On the east side of the Row, and at some distance from the little circle, is a Tumulus which has been opened, and on the western side there is another enclosed by two concentric circles of stones, which appears to have been unexplored.

About a mile to the north of this is a large circle of upright stones, with a row of smaller ones running from it in a north easterly direction to the distance of two and an eighth miles, and crossing the Erme, ends at Green Hill in the parish of Lydford.

A smaller circle of upright stones, with a fine row attached, lies on a ridge to the west of Cholwich Town, but from both circle and row some stones have been taken for repairing walls on the adjoining land.

On the southwestern slope of Pen Moor there are two cairns, one of which has a short row of stones connected with it and the other is surrounded by a circle.

There is another cairn towards the eastern end of Staldon ridge. Here it was that, at the time when Napoleon was threatening a landing on the coast, a mason called Jose Hillson took refuge and made his abode among the boulders forming it: hence it is shown as 'Hillson's House' on the Ordnance map.

He was not singular in his fears of the hated Napoleon, for at that time, all the farmers having rights of pasture on the moor, made preparation for driving their cattle on one day, their sheep on another, and their ponies on a third to more distant recesses.

In a letter still existing, written by the Rev. Duke Yonge, Vicar of Cornwood, to his brother in law in Northamptonshire, he speaks of the desirability of sending his wife and certain valuables to him for safety, and suggested that his home would be especially safe as being near the Arsenal of Weedon.

There are substantial remains of a kistvaen, and a circle of stones surrounding it, in the eastern part of Hawns Waste, a few yards from the east side of the wall dividing the Blachford portion from that belonging to Slade, and on other parts of the Moor there are several, some of which have been investigated, while others, still unexamined, give promise of yielding valuable information to the explorer.
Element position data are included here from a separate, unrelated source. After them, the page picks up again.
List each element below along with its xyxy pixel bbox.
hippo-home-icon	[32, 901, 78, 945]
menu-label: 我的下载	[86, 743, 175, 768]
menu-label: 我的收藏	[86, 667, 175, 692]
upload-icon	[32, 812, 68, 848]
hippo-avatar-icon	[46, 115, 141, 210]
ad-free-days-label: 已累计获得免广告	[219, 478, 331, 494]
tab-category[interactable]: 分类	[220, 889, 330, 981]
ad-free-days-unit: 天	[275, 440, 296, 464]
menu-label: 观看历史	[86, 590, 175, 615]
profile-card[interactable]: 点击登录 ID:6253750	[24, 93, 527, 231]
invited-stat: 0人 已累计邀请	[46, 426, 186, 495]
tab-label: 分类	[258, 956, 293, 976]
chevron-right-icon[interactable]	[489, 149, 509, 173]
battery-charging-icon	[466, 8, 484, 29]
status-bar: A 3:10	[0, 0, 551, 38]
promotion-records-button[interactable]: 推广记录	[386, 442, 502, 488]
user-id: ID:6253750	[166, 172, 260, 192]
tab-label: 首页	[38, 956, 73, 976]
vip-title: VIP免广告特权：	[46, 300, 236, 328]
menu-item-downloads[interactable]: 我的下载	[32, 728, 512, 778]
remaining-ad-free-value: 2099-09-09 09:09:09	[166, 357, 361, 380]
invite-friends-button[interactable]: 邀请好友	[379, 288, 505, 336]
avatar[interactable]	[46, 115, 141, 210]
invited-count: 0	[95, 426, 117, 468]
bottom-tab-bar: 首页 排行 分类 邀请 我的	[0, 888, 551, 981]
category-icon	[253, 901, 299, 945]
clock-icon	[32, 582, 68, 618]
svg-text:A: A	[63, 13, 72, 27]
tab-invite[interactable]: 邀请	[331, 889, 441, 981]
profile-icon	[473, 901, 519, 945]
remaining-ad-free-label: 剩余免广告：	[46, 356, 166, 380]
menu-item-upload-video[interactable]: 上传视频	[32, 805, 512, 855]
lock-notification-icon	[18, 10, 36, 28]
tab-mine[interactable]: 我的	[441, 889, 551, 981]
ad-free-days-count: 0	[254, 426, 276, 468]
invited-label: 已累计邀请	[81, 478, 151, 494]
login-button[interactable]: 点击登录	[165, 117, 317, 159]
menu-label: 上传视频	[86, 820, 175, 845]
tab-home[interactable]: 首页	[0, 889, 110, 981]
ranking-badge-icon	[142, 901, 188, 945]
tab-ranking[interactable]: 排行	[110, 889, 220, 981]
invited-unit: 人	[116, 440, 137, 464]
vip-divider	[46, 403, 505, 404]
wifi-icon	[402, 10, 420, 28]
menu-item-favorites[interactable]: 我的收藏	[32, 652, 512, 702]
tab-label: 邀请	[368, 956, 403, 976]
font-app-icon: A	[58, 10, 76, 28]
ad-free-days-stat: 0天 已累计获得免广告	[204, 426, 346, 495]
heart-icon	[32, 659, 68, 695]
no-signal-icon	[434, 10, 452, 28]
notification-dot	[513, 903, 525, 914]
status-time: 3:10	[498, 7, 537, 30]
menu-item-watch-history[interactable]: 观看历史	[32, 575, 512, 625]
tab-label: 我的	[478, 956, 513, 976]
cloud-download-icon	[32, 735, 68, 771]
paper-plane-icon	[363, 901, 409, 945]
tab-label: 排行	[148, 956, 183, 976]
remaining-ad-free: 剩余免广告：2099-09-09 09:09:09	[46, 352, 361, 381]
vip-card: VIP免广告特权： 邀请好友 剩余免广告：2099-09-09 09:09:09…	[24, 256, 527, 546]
On the left bank of a small tributary of the Erme there is a Beehive Hut, about three quarters of a mile from the large circle already mentioned.

Above Yealm Steps on the right bank of the Yealm and on the left bank below, are the remains of smelting houses, known in the west as 'blowing' houses, with their granite moulds, into which the molten tin, obtained from the surrounding Moor by 'streaming', was cast. There are indications of much low lying land in the valleys having been streamed for tin.

In connection with this subject it is interesting to note that in 1879, while a meadow in the Slade Valley was being drained, an ingot of tin, resembling in shape the moulds mentioned above, was found about three feet under the surface. This was presented by Mr. J. D. Pode, of Slade, to the Athenaeum Museum in Plymouth.

Of crosses, many of which are to be seen on the Moor and neighbouring lands, only the remains of three have been found in the parish. one is now utilized as a gate post in the lane leading to the old home of the Cholwich family, another is in the courtyard of that house, while a third, singularly unfinished at it's back, is used as a gatepost at Hanger, but all these have suffered injury, probably at the hands of those who occupied the adjacent lands.

There are numerous hut circles on the Moor, notably those lying between the Beehive Hut and the large circle already mentioned, and there are a great number enclosed in pounds on the side of a small valley to the east of Yealm Steps.

The earliest instance of human industry to which an approximate date can be put is that of the Fardel Stone. This, like others, the majority of which have been found in Ireland, is considered to be as early as the middle of the 5th century.

It bears on it's face, according to Sir Edward Smirke, deputy warden of the Stannaries, a well known antiquarian, the word Sagranus, or perhaps Sagranvi, and on it's back Fanoni Maqvirini, while other authorities such as Dr. Browne, sometime Professor of Art and Archaeology at Cambridge, afterwards Bishop of Bristol, read very slight variations of these words.

The special interest in this stone lies in the Ogam characters on its edges, which are considered to be equivalent to the Latin inscription.

It may be of interest to mention the theory, supported by Bishop Browne, that the Ogam characters represent finger signs, used by the Druids when communicating with one another in the presence of the uninitiated.

The Rev. Samuel Pearse, of Cadleigh, found it forming part of a culvert over a stream crossing the Ivy Bridge road on it's way to Fardel, and there is an interesting letter from him, dated 25th August, 1860, in which he describes himself as an octogenarian and says that when he was a boy he saw the stone constantly as he passed along the road and puzzled over it.

In later times, in conjunction with Mr. Cotton, of Highlands, founder of the Cotonian Library, he spent many days trying to discover the meaning of the inscription, and though he failed, he succeeded in inducing Captain Pode, of Slade, Lord of the Manor of Fardel, to place it in safety, and ultimately to present it to the British Museum.